Burning Cost - Open-source pricing tools for UK insurance teams

The problem we solve

The missing piece is not technical skill. It is tooling that bridges the two.

Most UK pricing teams have adopted GBMs but are still taking GLM outputs to production. The GBM sits on a server outperforming the production model, but the outputs are not in a form that a rating engine, regulator, or pricing committee can work with. The model never makes it to rates.

Each library here solves one specific problem in the pricing workflow. Actuarial tests are included. Outputs use the formats pricing teams already recognise: factor tables, Lorenz curves, A/E ratios, movement-capped rate changes.

sklearn-compatible where it matters. Documented by people who have sat in the same sign-off meetings you have.

See it in practice

Three lines to a factor table. Five to validated splits.

Real API calls from the libraries. Not wrappers around wrappers. Each one does the specific thing a pricing team needs.

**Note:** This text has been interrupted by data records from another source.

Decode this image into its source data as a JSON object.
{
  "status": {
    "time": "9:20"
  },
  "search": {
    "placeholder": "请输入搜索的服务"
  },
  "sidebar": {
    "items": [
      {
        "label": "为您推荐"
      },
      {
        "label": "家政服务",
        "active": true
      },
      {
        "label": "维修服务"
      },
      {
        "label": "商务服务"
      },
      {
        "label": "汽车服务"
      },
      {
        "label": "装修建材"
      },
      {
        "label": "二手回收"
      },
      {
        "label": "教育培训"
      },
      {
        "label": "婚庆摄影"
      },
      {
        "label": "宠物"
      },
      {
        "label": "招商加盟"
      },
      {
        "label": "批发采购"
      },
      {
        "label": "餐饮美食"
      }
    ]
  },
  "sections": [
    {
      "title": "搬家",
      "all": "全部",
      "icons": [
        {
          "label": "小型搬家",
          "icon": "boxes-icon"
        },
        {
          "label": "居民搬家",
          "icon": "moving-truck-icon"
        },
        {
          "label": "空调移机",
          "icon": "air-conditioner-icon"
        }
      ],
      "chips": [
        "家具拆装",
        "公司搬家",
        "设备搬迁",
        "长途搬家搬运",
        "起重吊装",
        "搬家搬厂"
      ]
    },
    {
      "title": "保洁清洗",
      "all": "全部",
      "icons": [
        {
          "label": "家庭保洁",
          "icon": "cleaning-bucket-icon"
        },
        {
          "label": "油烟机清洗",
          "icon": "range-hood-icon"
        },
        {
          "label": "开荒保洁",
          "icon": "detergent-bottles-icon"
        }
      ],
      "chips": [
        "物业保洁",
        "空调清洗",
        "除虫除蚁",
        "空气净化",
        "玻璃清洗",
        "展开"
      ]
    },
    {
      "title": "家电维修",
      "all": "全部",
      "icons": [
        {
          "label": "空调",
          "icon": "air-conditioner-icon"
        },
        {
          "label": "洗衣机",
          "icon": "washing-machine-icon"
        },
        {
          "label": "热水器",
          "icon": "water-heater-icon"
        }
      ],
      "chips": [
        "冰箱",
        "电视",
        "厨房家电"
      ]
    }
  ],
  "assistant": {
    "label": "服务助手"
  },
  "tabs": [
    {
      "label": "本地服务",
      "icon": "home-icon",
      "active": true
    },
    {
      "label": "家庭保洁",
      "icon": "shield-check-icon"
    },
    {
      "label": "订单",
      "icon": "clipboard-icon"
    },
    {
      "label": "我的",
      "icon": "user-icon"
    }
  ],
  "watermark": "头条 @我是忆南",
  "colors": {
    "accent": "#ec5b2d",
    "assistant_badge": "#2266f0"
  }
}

from shap_relativities import SHAPRelativities

sr = SHAPRelativities(model, X_train)
factors = sr.fit_transform(X_test)

# Returns multiplicative factor tables in GLM format
# Same structure as exp(beta) from your Emblem model
factors.head()
#  vehicle_age  relativity  ci_lower  ci_upper
#  0            1.000       0.982     1.018
#  1            0.912       0.901     0.923

print(f"Reconstruction R² = {sr.reconstruction_r2:.4f}")
# Reconstruction R² = 0.9973
Factor tables, confidence intervals, exposure weighting, reconstruction validation. Output goes straight into a pricing committee pack.

from insurance_cv import InsuranceTemporalCV
from sklearn.model_selection import cross_val_score

cv = InsuranceTemporalCV(
    n_splits=5,
    ibnr_buffer_months=6
)
scores = cross_val_score(
    model, X, y,
    cv=cv,
    scoring="poisson_deviance"
)

# Walk-forward splits - no future data leaks into training folds
# IBNR buffer prevents immature periods contaminating validation
print(f"CV deviance: {scores.mean():.4f} ± {scores.std():.4f}")
Walk-forward splits with configurable IBNR buffers. Temporally correct: no future data leaks into training folds. sklearn-compatible API.

from rate_optimiser import RateOptimiser

opt = RateOptimiser(
    current_rates,
    technical_rates,
    exposure
)
result = opt.optimise(
    max_movement=0.10,
    target_lr_improvement=0.03
)

# Efficient frontier as a linear programme
# Respects ±10% movement cap per segment
print(f"LR improvement: {result.lr_delta:.1%}")
# LR improvement: 2.8%  (within movement constraints)
Formulates the efficient frontier as a linear programme. Respects movement caps per segment, targets aggregate loss ratio improvement.

Who this is for

Built for people who know the problem from the inside

These libraries assume you understand insurance pricing. They do not explain what a GLM is.

Pricing actuaries moving from Emblem or Radar to Python

You know the techniques. These libraries give you Python equivalents that produce outputs in the same formats you already use: factor tables, A/E ratios, Lorenz curves.

Data scientists joining an insurance pricing team

You have the ML skills but lack the actuarial context. These libraries encode that context: correct cross-validation for IBNR, credibility-weighted factors, fairness tests that map to FCA requirements.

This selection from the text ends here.